X. Review checklist (use against any non-trivial change)
Print this when reviewing an RFC or PR. Each line is yes / no / N/A.
- Does it respect the substrate? (§I)
- Does it cross only one trait boundary per layer? (§II)
- Are capabilities and stats exposed for any new behavior? (§II.7)
- Storage trait stays
Send + Syncand remote-friendly? (§III) - Additive, not rewrite? Feature-flagged where behavior changes? (§IV)
- Any new estimator has estimate-vs-actual logging? (§V.20)
- Coverage / lag / budget metrics surfaced? (§V.21–23)
- Failure modes graceful, bounded, observable? (§V.22)
- Reuses an existing pattern (reconciler, Union, mutation-wrap-read, SIP, factorize) where applicable? (§VI)
- Tests at every boundary, not just end-to-end? (§VII.33)
- Reference impl + test impl for any new trait? (§VII.34)
- If commercial-relevant: kernel/product split preserved? (§VIII)
- None of the deny-list patterns apply? (§IX)
XI. Living document policy
This document is updated when:
- A new architectural decision establishes a new invariant — add it.
- An existing invariant is challenged and either reaffirmed (with the case sharpened) or revised (with explicit migration of any affected code).
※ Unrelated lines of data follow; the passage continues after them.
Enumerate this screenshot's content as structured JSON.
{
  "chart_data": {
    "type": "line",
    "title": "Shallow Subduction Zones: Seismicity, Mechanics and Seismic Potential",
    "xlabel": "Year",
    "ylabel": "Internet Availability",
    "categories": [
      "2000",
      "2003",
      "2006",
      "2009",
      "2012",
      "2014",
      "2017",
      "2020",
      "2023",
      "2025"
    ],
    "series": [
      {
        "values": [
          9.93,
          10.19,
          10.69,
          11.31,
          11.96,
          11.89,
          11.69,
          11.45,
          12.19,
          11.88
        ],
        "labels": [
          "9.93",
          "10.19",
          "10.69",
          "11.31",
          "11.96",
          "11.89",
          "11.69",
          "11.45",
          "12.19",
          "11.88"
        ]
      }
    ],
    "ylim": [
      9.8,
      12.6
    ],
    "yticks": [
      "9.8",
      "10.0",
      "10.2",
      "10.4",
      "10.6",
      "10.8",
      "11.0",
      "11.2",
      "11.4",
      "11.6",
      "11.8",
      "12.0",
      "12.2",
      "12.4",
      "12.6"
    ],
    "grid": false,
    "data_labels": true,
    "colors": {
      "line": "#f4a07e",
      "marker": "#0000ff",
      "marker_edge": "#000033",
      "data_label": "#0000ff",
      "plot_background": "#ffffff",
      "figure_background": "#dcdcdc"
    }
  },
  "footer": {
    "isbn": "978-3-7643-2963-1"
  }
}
- A new anti-pattern surfaces in review and deserves a place on the deny-list — add it.
Updates require the same review process as code. Adding to the deny-list (§IX) is cheap; removing or relaxing an invariant (§I–VIII) requires explicit justification in the proposal.
When an invariant is contested in the moment, the resolution path is: (a) state the case in the relevant RFC or PR; (b) link it from this document; (c) update this document if the resolution changes the rule.
XII. Source / origin
These invariants were extracted from the architectural decisions in:
- MR-737 — Query Engine v2 RFC (the kernel scope and seams)
- MR-738 — OSS / Cloud strategy (the commercial overlay)
- The schema migration program (MR-694 family — additive evolution, safety tiers)
- The policy program (MR-722 / MR-725 — predicate pushdown)
- The reconciler / index-lifecycle work (MR-737 §5.16, MR-688, MR-679, MR-680)
- The factorization and SIP work (MR-737 §5.2, §5.3 — Kuzu / Ladybug inspiration)
- The polymorphic-bindings framing (MR-737 §5.13 — one mechanism for eight cells)
General precedent: Lance + LanceDB Enterprise architecture; ClickHouse merge subsystem; Kubernetes controllers; Postgres autovacuum; the FDAL stack (Flight + DataFusion + Arrow + Lance).
Adding a new invariant here means we've learned something — either from a hard call we made and want to preserve, or from a mistake we don't want to repeat. Both are worth recording.